Meine Mutter war damals ungefähr 15 und meine Oma hochrespektable Chefsekretärin, die bei der Varta den ganzen Laden schmiss. So oder so beeilten sie sich, um meinen Opa noch zu erwischen – auf dem Weg zum Bahnhof nahmen sie sogar ein Taxi, damals ein absoluter Luxus für die Fuhrenkamp’sche Familie. Meine Mutter konnte als Jung-Handballerin flitzen wie ein Bürstenbinder, bei meiner Oma war das feine Chanel-Kostüm hinderlich. Zumindest, bis sie in vollem Galopp die Treppe zum Gleis hinauf rannte und Chanel mit einem unfeinen „krrrcht!“ den Geist aufgab. Da stand sie nun: in Kostümjacke, Strumpfhose, hohen Hacken und ansonsten blank.
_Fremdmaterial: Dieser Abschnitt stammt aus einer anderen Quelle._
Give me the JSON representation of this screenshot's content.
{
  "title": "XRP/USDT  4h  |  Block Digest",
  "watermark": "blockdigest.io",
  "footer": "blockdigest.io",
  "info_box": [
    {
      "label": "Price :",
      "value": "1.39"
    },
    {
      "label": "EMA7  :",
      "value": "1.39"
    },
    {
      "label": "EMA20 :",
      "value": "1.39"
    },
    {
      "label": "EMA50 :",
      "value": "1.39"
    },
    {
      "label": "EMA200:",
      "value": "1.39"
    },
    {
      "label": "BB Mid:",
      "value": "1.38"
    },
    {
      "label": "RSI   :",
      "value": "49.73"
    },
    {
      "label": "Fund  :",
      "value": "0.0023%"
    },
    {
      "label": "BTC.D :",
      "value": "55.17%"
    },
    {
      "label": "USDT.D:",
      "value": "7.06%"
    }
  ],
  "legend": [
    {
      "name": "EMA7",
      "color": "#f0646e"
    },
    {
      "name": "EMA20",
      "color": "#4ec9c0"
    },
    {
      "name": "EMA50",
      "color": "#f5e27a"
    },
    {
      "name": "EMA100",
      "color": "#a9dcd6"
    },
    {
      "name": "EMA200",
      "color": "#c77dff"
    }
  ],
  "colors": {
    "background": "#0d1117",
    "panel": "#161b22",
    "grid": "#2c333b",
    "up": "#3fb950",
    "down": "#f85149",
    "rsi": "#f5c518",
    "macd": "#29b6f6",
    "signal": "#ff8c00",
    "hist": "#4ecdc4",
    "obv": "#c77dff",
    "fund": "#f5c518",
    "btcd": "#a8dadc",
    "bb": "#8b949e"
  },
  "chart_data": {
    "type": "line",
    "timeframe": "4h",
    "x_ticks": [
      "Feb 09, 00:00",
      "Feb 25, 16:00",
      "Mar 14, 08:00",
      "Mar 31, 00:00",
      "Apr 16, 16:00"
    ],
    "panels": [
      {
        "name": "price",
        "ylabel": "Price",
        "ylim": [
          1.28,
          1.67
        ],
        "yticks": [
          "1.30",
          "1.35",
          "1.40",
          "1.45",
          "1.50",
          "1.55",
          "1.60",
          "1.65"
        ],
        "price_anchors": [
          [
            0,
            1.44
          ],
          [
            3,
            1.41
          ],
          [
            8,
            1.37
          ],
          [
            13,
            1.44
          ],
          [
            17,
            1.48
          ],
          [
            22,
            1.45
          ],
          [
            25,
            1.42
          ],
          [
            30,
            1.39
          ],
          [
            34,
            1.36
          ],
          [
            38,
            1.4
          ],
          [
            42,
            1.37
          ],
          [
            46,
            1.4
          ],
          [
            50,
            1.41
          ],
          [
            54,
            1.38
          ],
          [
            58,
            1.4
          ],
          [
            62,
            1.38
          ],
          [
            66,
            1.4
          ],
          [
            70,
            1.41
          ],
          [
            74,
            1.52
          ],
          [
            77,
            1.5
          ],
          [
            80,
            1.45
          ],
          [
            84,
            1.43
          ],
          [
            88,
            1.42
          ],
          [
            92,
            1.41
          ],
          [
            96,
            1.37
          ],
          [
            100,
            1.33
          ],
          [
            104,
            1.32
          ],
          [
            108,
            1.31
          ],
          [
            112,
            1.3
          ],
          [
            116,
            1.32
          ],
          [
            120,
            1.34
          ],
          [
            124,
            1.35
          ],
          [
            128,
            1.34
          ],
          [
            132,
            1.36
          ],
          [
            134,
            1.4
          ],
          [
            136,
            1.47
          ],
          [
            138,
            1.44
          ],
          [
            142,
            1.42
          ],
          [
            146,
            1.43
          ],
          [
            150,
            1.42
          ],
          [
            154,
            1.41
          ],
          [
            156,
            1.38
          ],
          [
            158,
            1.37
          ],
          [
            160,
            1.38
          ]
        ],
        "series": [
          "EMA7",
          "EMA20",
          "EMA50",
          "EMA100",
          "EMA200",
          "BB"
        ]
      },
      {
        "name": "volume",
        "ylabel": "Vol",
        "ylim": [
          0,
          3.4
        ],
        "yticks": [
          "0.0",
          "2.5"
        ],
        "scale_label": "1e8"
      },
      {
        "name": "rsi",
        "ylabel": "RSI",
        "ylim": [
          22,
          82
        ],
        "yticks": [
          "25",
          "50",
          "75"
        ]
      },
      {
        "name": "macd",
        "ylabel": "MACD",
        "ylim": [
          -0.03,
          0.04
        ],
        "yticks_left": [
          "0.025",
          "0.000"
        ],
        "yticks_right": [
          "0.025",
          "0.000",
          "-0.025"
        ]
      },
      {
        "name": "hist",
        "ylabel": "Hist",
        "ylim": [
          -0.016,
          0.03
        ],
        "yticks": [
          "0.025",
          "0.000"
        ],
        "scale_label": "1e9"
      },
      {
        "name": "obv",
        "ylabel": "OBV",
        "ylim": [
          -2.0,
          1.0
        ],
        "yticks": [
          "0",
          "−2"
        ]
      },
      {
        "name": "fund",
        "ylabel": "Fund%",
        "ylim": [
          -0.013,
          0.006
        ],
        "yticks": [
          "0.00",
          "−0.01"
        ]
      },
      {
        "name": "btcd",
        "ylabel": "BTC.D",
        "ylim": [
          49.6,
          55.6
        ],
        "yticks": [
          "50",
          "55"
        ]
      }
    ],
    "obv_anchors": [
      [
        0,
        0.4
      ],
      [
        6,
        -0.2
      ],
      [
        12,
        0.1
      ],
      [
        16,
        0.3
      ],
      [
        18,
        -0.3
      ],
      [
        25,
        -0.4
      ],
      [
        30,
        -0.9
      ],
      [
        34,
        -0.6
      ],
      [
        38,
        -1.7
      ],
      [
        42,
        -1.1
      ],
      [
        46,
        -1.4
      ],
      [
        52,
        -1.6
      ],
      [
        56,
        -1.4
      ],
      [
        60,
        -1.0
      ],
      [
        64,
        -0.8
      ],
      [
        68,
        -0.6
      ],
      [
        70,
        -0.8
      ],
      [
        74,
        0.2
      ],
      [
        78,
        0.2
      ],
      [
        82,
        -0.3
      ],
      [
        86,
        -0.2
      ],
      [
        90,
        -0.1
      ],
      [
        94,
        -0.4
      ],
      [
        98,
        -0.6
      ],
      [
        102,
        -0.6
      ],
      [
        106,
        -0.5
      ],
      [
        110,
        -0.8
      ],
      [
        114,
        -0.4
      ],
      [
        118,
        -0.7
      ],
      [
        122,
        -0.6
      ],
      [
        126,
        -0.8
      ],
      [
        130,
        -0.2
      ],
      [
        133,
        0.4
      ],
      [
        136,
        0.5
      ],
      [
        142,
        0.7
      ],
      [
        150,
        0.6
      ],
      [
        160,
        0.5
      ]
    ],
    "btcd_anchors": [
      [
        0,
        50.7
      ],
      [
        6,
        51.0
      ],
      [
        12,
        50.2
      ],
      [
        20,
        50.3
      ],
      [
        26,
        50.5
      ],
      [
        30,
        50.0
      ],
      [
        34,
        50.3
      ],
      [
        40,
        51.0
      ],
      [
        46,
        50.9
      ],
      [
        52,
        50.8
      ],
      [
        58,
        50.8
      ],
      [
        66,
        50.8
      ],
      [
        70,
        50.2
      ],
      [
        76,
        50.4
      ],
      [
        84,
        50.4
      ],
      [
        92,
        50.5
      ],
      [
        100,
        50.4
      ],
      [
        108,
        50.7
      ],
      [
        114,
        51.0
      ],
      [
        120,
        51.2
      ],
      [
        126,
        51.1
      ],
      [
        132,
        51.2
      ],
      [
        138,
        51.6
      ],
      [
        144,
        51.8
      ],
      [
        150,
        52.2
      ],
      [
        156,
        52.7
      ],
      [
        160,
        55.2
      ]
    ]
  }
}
Es waren die 60er, Summer of Love, aber das ging auch nicht mehr als Mini-Minirock durch, niemals.
Aber wie gesagt: Meine Oma ist eine ganz Korrekte. Und korrekterweise musste der Mann in den Kuraufenthalt verabschiedet werden. Meine Oma nahm also Beine und Rockfetzen in die Hand, schaffte es rechtzeitig auf den Bahnsteig und winkte meinem Opa und dem abfahrenden Zug mit einem etwas ungewöhnlichen Fähnchen nach. Manchmal muss frau eben tun, was frau tun muss.
🙂
Daran zeigt sich die wahre Dame, dass sie auch in einer solchen Lage Haltung bewahrt 😉
werd ich ausrichten (dann kichert sie wieder schelmisch und freut sich).